A former employee of the LA Times opinion section, Welch took issue with my piece last week about how the LA Times' political blog, led by Laura Bush's former flak Andrew Malcolm, as adopted a juvenile and insulting tone when writing about the president, and how the blog is completely one-sided in favor of comically inaccurate, Drudge-Lite gotcha attacks. Welch set out to debunk my effort, but in the end all he did was prove my point.
For instance, note that that Welch didn't even touch the challenge I laid out here:
Show me the Times blogger, for instance, who shows up on liberal talk radio, makes regularly appearances on The Rachel Maddow Show, and is linked to by key liberal bloggers while writing critically of the GOP leadership. That Times staffer does not exist.
Welch couldn't point to any liberal bloggers who write about national politics at the LA Times because they do not exist. That, despite the newspaper's claim that, "The Times' goal is to provide views across the political spectrum in its coverage as a whole."
That's simply not true. And Welch's silence on that point simply confirms my point: Liberal bloggers are not allowed at the LA Times.
Secondly, Welch tried to undermine this claim I made about the Times' unprofessional tone regarding the Oval Office [emphasis added}:
And I don't even have to do a Google search to know for a fact that when President Bush was in office, there was nobody on staff at the Times, and certainly nobody writing off the opinion pages, who was allowed to so casually insult the office of the presidency on a regular basis.
Not true, claimed Welch who then posted a serious of links to LA Times colums that were critical of Bush. That's great, but of course that wasn't my point. I specifically claimed nobody at the Times was allowed to regularly insult the office of the presidency the way the Times blog does today. I never suggested Times writers weren't allowed to be critical of Bush.
And that's why the links Welch provided don't prove me wrong. For instance, Welch claimed that because a Times writer in 2007 referred to the Bush administration as being "willfully blind" about the war in Iraq, it was proof that Times writers had trashed the presidency when a Republican was in the White House.
Gimme a break.
That "willfully blind" stuff centered on a policy dispute. And that's what partisan writers do. As I clearly noted in my piece, I don't think there's anything wrong with raucous debate. And I don't take issue with most anti-Obama columns that appear in newspapers across the country. (As long as they're factually accurate.) It's the sneering, contemptuous tone the Times has adopted online that so obviously crossed a professional line.
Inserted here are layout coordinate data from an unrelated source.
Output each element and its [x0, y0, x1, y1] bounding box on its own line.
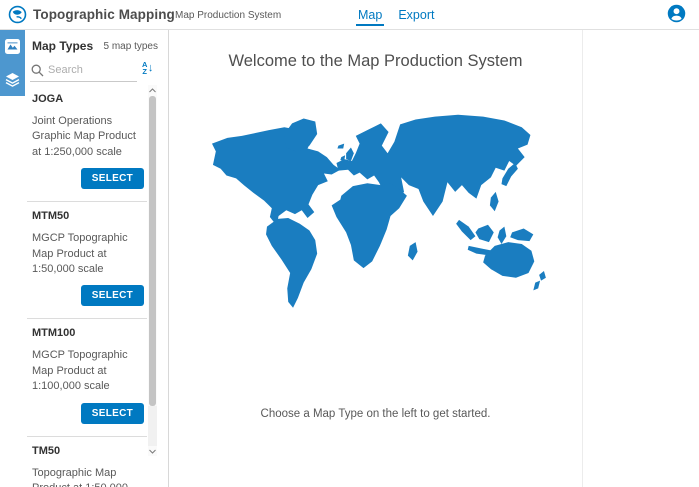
search-input[interactable]	[48, 62, 134, 78]
map-type-list: JOGA Joint Operations Graphic Map Produc…	[25, 85, 149, 487]
select-button-joga[interactable]: SELECT	[81, 168, 144, 189]
map-type-name: TM50	[32, 445, 149, 457]
header-tabs: Map Export	[358, 0, 434, 30]
user-avatar-icon[interactable]	[667, 4, 686, 23]
list-item-joga: JOGA Joint Operations Graphic Map Produc…	[25, 85, 149, 195]
map-types-count: 5 map types	[104, 41, 158, 52]
map-type-description: MGCP Topographic Map Product at 1:50,000…	[32, 231, 144, 277]
map-type-name: MTM50	[32, 210, 149, 222]
map-type-description: Topographic Map Product at 1:50,000 scal…	[32, 466, 144, 487]
sort-az-letters: A Z	[142, 61, 147, 75]
instruction-text: Choose a Map Type on the left to get sta…	[169, 408, 582, 420]
list-item-mtm100: MTM100 MGCP Topographic Map Product at 1…	[25, 319, 149, 429]
scrollbar-thumb[interactable]	[149, 96, 156, 406]
sidebar-title: Map Types	[32, 39, 93, 53]
map-types-tool-button[interactable]	[0, 30, 25, 63]
sort-arrow-icon: ↓	[148, 63, 154, 74]
app-logo-globe-icon	[8, 5, 27, 24]
world-map-image	[184, 108, 570, 380]
select-button-mtm50[interactable]: SELECT	[81, 285, 144, 306]
select-button-mtm100[interactable]: SELECT	[81, 403, 144, 424]
layers-tool-button[interactable]	[0, 63, 25, 96]
map-type-name: MTM100	[32, 327, 149, 339]
list-item-tm50: TM50 Topographic Map Product at 1:50,000…	[25, 437, 149, 487]
map-production-app: Topographic Mapping Map Production Syste…	[0, 0, 699, 487]
map-type-name: JOGA	[32, 93, 149, 105]
map-types-sidebar: Map Types 5 map types A Z ↓ JOGA Joint O…	[0, 30, 169, 487]
app-subtitle: Map Production System	[175, 10, 281, 21]
tab-map[interactable]: Map	[358, 0, 382, 30]
scroll-up-icon[interactable]	[148, 85, 157, 95]
tab-export[interactable]: Export	[398, 0, 434, 30]
scrollbar-track[interactable]	[148, 406, 157, 446]
scroll-down-icon[interactable]	[148, 446, 157, 456]
welcome-heading: Welcome to the Map Production System	[169, 52, 582, 71]
map-type-description: MGCP Topographic Map Product at 1:100,00…	[32, 348, 144, 394]
app-header: Topographic Mapping Map Production Syste…	[0, 0, 699, 30]
search-box	[30, 60, 137, 82]
search-icon	[31, 64, 44, 77]
list-scrollbar[interactable]	[148, 85, 157, 456]
main-panel: Welcome to the Map Production System	[169, 30, 583, 487]
app-title: Topographic Mapping	[33, 7, 175, 22]
sort-az-button[interactable]: A Z ↓	[142, 58, 160, 78]
map-type-description: Joint Operations Graphic Map Product at …	[32, 114, 144, 160]
tool-strip	[0, 30, 25, 96]
list-item-mtm50: MTM50 MGCP Topographic Map Product at 1:…	[25, 202, 149, 312]
map-types-icon	[4, 38, 21, 55]
layers-icon	[4, 71, 21, 88]
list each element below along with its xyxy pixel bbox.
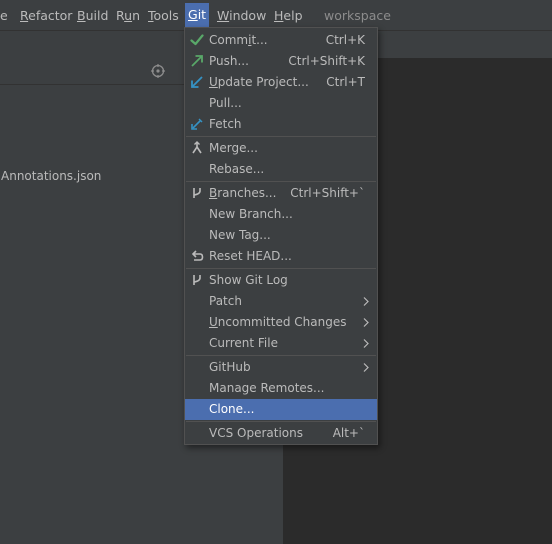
git-merge-item[interactable]: Merge...	[185, 138, 377, 159]
git-push-shortcut: Ctrl+Shift+K	[288, 54, 365, 68]
git-push-item[interactable]: Push... Ctrl+Shift+K	[185, 51, 377, 72]
git-reset-head-item[interactable]: Reset HEAD...	[185, 246, 377, 267]
menu-separator	[186, 181, 376, 182]
git-update-project-label: Update Project...	[209, 72, 309, 93]
git-update-project-item[interactable]: Update Project... Ctrl+T	[185, 72, 377, 93]
menu-help-mnemonic: H	[274, 8, 284, 23]
push-arrow-icon	[191, 55, 203, 67]
branch-icon	[193, 188, 201, 198]
vcs-operations-label: VCS Operations	[209, 426, 303, 440]
git-reset-head-label: Reset HEAD...	[209, 249, 292, 263]
vcs-operations-shortcut: Alt+`	[332, 426, 365, 440]
git-commit-shortcut: Ctrl+K	[325, 33, 365, 47]
menu-refactor[interactable]: Refactor	[20, 7, 72, 24]
submenu-arrow-icon	[363, 363, 369, 372]
vcs-operations-item[interactable]: VCS Operations Alt+`	[185, 423, 377, 444]
menu-separator	[186, 268, 376, 269]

And it's a sneering, contemptuous tone that was simply not allowed at the Times during the Bush years.
But Welch appeared not to follow along too closely, because as proof he also pointed to a 2006 anti-Bush column that included the highlighted phrase "distracted and incompetent." (A-ha! More Times writers being mean to Bush.) But that "distracted and incompetent" wasn't even a reference to Bush, it was a reference to White House "backers." (Pretty sloppy stuff, Matt.)
But if Welch wants to keep searching for links to prove his point, be my guest. But until then, my points still stand: the LA Times online coverage is dominated by Obama-hating bloggers who have been given free reign to use juvenile, casually insulting language when writing about the presidency in a way that previous Times writers were never allowed.
UPDATED: LA Observed's Kevin Roderick weighs in on the Times' odd, get-Obama editorial strategy:
But if you're the Times suits, why not double your pleasure with smart voices whose loyalty is to Times readers over ideological water carrying? If you're gonna go down the cheap hits route with shtick that wouldn't make the LAT's Op-Ed page, at least play the rest of the spectrum. The LAT may soon have to compete at home with the Wall Street Journal and New York Times — and they want to make a stand by boasting they're only interested in engaging the reddest of Republicans? Yeesh.